Is adopting the Beijing consensus a good idea? Although Vietnam, Bangladesh and Ethiopia have introduced China-like policies, they have fallen far short of China-like growth. Meanwhile the likes of Georgia and Poland have shown that fast growth is possible in less authoritarian systems. Yasheng Huang of the Massachusetts Institute of Technology notes that developing economies could learn far more from China’s experience of economic liberalisation soon after Deng Xiaoping’s reforms began in 1978 than its more recent performance. During the decade that followed, Chinese personal incomes rose faster than GDP, rural entrepreneurship boomed and the country flitted between a current-account surplus and deficit. “China did not have a mercantilist growth model in the 1980s,” says Mr Huang.

Countries that prioritise the expansion of the state, infrastructure, exports and heavy industry may find themselves struggling.

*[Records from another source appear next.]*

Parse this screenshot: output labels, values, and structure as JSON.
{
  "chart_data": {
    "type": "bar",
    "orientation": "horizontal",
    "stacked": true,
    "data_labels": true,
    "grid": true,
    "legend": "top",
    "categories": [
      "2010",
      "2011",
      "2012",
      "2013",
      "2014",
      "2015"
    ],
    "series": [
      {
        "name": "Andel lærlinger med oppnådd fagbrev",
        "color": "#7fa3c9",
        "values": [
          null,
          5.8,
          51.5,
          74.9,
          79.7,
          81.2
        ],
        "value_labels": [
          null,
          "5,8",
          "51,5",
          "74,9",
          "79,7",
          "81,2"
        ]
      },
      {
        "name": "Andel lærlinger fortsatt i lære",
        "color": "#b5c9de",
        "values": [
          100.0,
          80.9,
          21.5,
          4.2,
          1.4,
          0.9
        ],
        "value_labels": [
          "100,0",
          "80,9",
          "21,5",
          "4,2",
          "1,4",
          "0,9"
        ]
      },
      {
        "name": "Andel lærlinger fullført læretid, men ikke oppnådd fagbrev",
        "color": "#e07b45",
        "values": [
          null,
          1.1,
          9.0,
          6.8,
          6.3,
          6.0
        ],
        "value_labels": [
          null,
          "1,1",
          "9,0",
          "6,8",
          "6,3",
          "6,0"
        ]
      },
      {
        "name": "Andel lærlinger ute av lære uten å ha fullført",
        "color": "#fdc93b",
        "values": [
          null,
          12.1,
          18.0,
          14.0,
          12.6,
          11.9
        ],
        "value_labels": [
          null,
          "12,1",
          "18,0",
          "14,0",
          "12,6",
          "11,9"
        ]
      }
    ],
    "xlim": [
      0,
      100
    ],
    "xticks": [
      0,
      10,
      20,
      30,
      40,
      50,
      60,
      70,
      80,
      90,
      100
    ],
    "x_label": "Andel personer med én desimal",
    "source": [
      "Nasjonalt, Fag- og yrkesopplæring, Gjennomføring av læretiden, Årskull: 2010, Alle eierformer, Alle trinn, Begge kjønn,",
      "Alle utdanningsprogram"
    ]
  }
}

Mr Huang cites Pakistan as one such example. Its literacy rate is still below 60%, but the government is nevertheless concentrating investment on energy, rail and the China-Pakistan Economic Corridor, a web of infrastructure projects that cross the border between the two countries. In other places, too, the Chinese economy is still looked upon with admiration, particularly by elites who have little intention of liberalising. Despite China’s struggles, the Beijing consensus is holding firm.